I can see the point of favouring measurements when it comes to building and maintaining houses and machines, but I find them partial, or even distracting once we try to apply them to non-physical, invisible phenomena…..like subjective experience, qualities and time.

This photo is of an astonishingly beautiful, elaborate clock. Have you ever stopped to wonder about this idea of measuring time? It’s a complete invention because time isn’t a phenomenon which can be measured. We arbitrarily agreed to divide the day into small pieces, 24 hours, each of 60 minutes, which each has 60 seconds. But why those figures? Why those “units of time”? Other creatures deal with time without making measurements which produce figures. They deal with the natural periods of time, from sunrise to sunset, sunset to sunrise, from one solstice to another, from one equinox to another. They live according to the rhythms of Nature’s cycles and the rotations of the Earth, both on its own axis, and in its orbit around the Sun. They live according to the rhythms of the Life in each of their cells. We do too, but we stand apart from all that, or at least we try to, and we impose a human invention instead – measured time.

The thing about measured time is it can’t tell you anything about the quality of the time. It can’t tell you the difference between a “good time” and a “bad time”. It can’t tell you about the “best time of my life” or the “worst time of my life”. It can’t tell you about the experience of “passing the time”, “wasting time”, or “saving time”. It’s not enough to measure the number of minutes a consultation lasts, you have to know what the doctor and patient are doing and experiencing during that consultation.

I heard a story once. It was told to me by a dentist who was running a Facial Pain Clinic. He said he’d taken the clinic over from the colleague who had created it, once that colleague retired. He told me about his first day in the clinic.
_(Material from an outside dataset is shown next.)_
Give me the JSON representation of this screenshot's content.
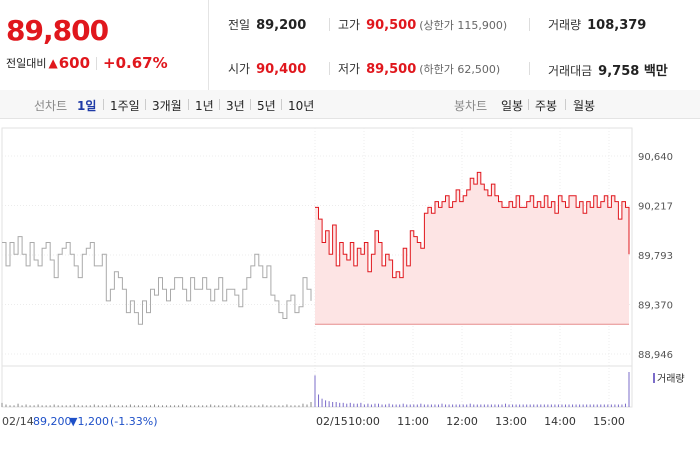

When the first patient came in, he introduced himself, asked the patient how they were and they replied “14”. He was a bit puzzled but let it pass and carried on with the rest of the consultation. The next patient did the same strange thing, telling him “9” before telling him anything else. When it happened with the third patient he asked the nursing staff if they knew what was going on. Oh, yes, he was told, the previous colleague had invented a numerical scale of pain severity, from 0 to 20. He trained all the patients to tell him what number they were applying to their level of pain each time they came for a check up. He was a pretty intimidating and demanding man and the nurse said that if a patient started by telling them what had been happening in their life since the last visit, he’d say “Stop! I want the next thing to come out of your mouth to be a number!” They all learned to comply!

Well there’s a whole movement within Medicine to try to quantify qualitative phenomena – ie symptoms, like pain, dizziness, nausea and so on, symptoms which can’t be “seen” or “measured” in any other way.

What do you think of that?

Both of these examples, the measurement of time, and the measurement of pain, highlight an important division in our values – do we pay more attention to numbers, to what can be measured, or to which we can invent and apply artificial measures? Or do we pay more attention to the lived experience? That is, do we favour the quantitative over the qualitative or vice versa?

I find some people fall into the former camp, whilst others fall into the latter. You know what I’m going to say, don’t you? “And not or”! I think both can be helpful. It depends on context. If we are dealing with machines, I can see that the quantitative approach is really helpful…..if we are dealing with human beings…..not so much! By that, I don’t mean there is no point in measuring somebody’s blood pressure, checking their haemoglobin levels, etc. I just mean the numbers are never enough. They always, and, yes, I believe that’s the right word, always, need to be put into the context of this individual, unique human being’s life……and we do that by paying attention to the qualitative.